Extra perspectives that broaden the debate
Information diet is a useful phrase for families. It invites a weekly check: which feeds leave you energised, which drain you, which mislead you? Treat it like nutrition. Add sources that teach a skill or spark joy; trim infinite scroll that fuels comparison. Children copy adults, so apply the same audit to your own apps.
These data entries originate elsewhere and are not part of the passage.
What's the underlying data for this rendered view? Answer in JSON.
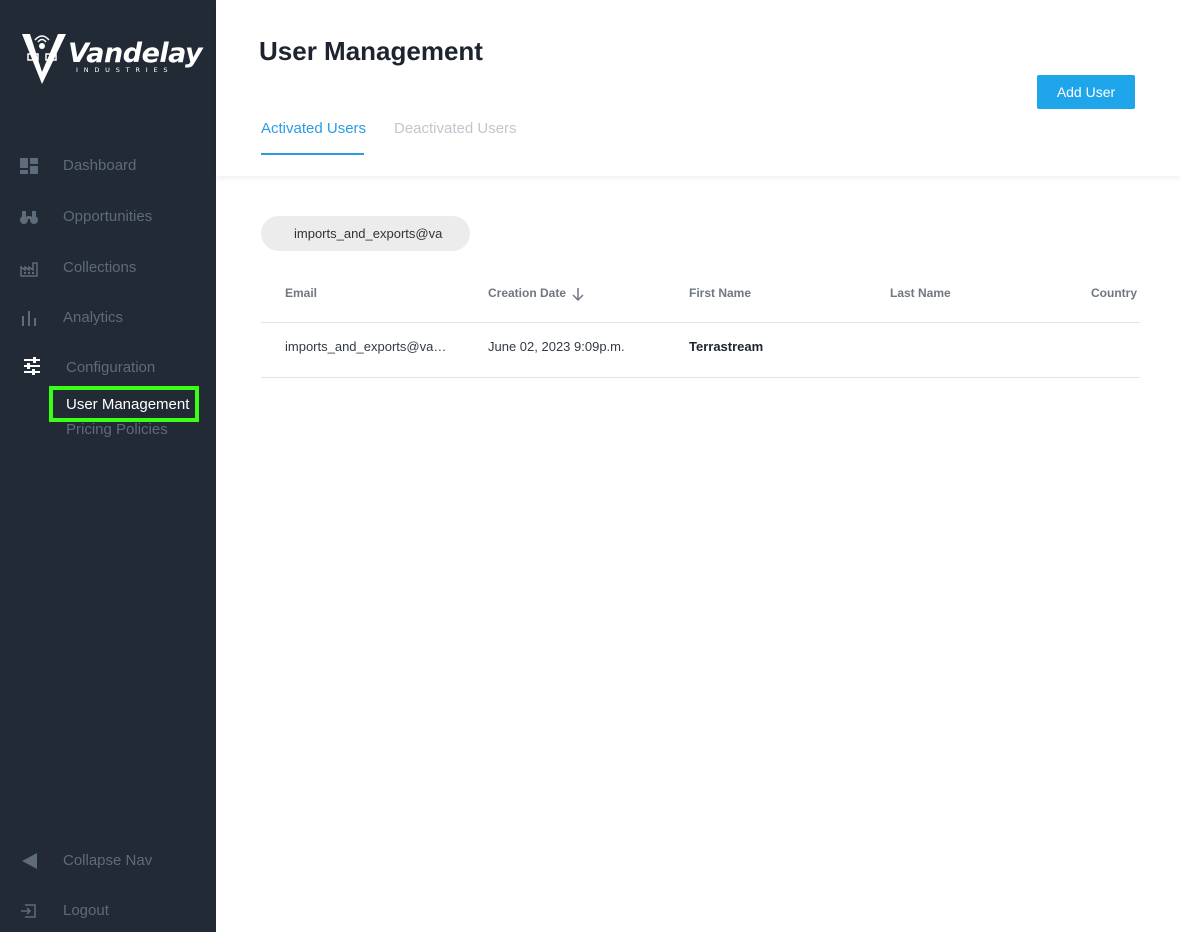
{
  "brand": {
    "name": "Vandelay",
    "tagline": "INDUSTRIES"
  },
  "sidebar": {
    "items": [
      {
        "label": "Dashboard",
        "icon": "dashboard-icon"
      },
      {
        "label": "Opportunities",
        "icon": "binoculars-icon"
      },
      {
        "label": "Collections",
        "icon": "factory-icon"
      },
      {
        "label": "Analytics",
        "icon": "bar-chart-icon"
      },
      {
        "label": "Configuration",
        "icon": "sliders-icon"
      }
    ],
    "sub_items": [
      {
        "label": "User Management",
        "active": true
      },
      {
        "label": "Pricing Policies",
        "active": false
      }
    ],
    "collapse_label": "Collapse Nav",
    "logout_label": "Logout"
  },
  "header": {
    "title": "User Management",
    "add_button": "Add User",
    "tabs": [
      {
        "label": "Activated Users",
        "active": true
      },
      {
        "label": "Deactivated Users",
        "active": false
      }
    ]
  },
  "search": {
    "value": "imports_and_exports@va"
  },
  "table": {
    "columns": [
      "Email",
      "Creation Date",
      "First Name",
      "Last Name",
      "Country"
    ],
    "sort_column": "Creation Date",
    "sort_direction": "descending",
    "rows": [
      {
        "email": "imports_and_exports@va…",
        "creation_date": "June 02, 2023 9:09p.m.",
        "first_name": "Terrastream",
        "last_name": "",
        "country": ""
      }
    ]
  },
  "colors": {
    "sidebar_bg": "#212a35",
    "accent": "#1fa5ea",
    "highlight": "#39ff14"
  }
}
Beware abrupt digital detoxes that isolate teenagers from their social circles. They can backfire, increasing secrecy or rebound use. Swap bans for scaffolding: time windows, content filters, and planned offline alternatives. A practical exercise is to reclaim 60 minutes a day by stacking small swaps—20 minutes earlier bedtime, a 15-minute post-school walk, two ten-minute breaks without phones, and a five-minute breathing drill before homework. That hour often buys better sleep and a calmer evening, which then makes limits easier to keep the next day.



As a secondary teacher and parent, I appreciate the push beyond “memorise–test–repeat”. Any reosurces for building a school-wide media plan and daily movement breaks without blowing up the timetable?
Seven hours sounds alarming, but correlation isn’t causation. Do we have longitudinal evidence that heavy screen time itself drives anxietty and sleep loss, rather than just co-occurring with stress at school or home?